As I watched the scenery go by on the bus ride back to Kuala Lumpur, I saw a monkey sitting alongside the highway. He seemed to be contemplating something deep and profound or maybe he was hoping that a banana delivery truck would overturn nearby. Whatever it was that occupied his mind, seeing him/her was the highlight for me of our trip to Melaka (Malacca, if you happen to be living in the British colonial period). If challenged to write the typical travel blog about “The Top 10 Things to Do in Melaka,” I would fail utterly. Getting past number 2 would be a task.
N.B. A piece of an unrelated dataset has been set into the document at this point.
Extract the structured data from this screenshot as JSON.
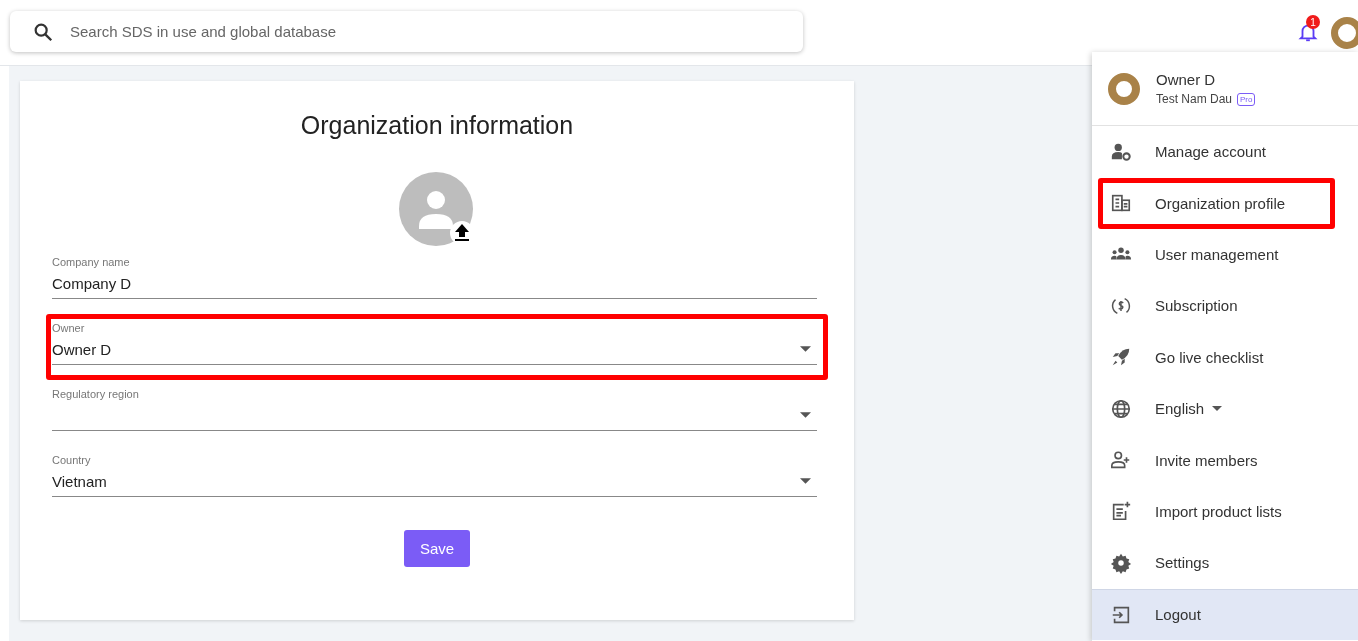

This comment is not intended to be disparaging of the town because it seems quite a nice place to visit and we enjoyed the time we spent there but there just is not a lot for a visitor to see or do that commends the place.
The Jonker Walk along (no surprise) Jonker Street is an interesting stroll in Melaka’s Chinatown. The buildings that flank the street are occupied by shops of all sorts: blacksmiths, baristas, antique dealers and even sellers of Buddha relics tout their wares and tourists poke around in the shops looking for treasures to take home. Street food vendors hawk Malaysian and Chinese dishes and the aromas waft up and down the street. Begin the Jonker Walk at the river end, near the inexplicably-red-painted Christ Church. An option to hoofing it is to take one of the garishly decorated trishaws. Pick one with a boombox attached and you can hip hop your way down Jonker Street.
What else? Well, we highly recommend the Melaka River Cruise. Why? Because it will consume about a half-hour of your stay in Melaka. Actually, we enjoyed the river cruise. The folk of Melaka have dressed the buildings along the river with artworks, many of which are representative of the cultural heritage of the town. As we passed by the locals going about their daily business in the river shores, we noted that they all smiled and waved at us, a reminder of the friendliness of the Malaysian people. While the river walk allows one to take the same tour on foot, the historical narration provided on the boat (in Bahasa and English) is a help to understand the context of the waterway. In case you’re interested, the weekday cost is a measly RM17 (about US$4).
The dearth of open eateries in the town led us to Sid’s Pub, an English-style place that sits right on the river. It was only recently opened so the menu was its “soft-opening,” temporary offering. The sandwiches were very good, however, and the brews were plentiful. We can also recommend the coffee served in Melaka, particularly at Mod’s Café. In fact, the sign on the door suggests that the place is for “serious coffee drinkers” only. My mocha was superb and Jessica savored her cappuccino.
We were told that (1) Melaka is more active on weekends than on weekdays; (2) most people go there to eat; (3) the night market is an interesting sight. Well, we were there on a Tuesday and most of the restaurants and many of the shops were shut up tight and we did not stay long enough to experience the night market so, perhaps we did not get to see Melaka at its best and, while it was worth the two-hour bus ride, our expectations of Melaka were a bit higher than it delivered.
On the way back to the bus station for our ride home, our driver remarked that we had not spent enough time in Melaka to discover its merits. Point taken. When he asked where we had eaten lunch, our answer took him aback. “Sid’s Pub?! But that’s owned by white people.” Point taken again.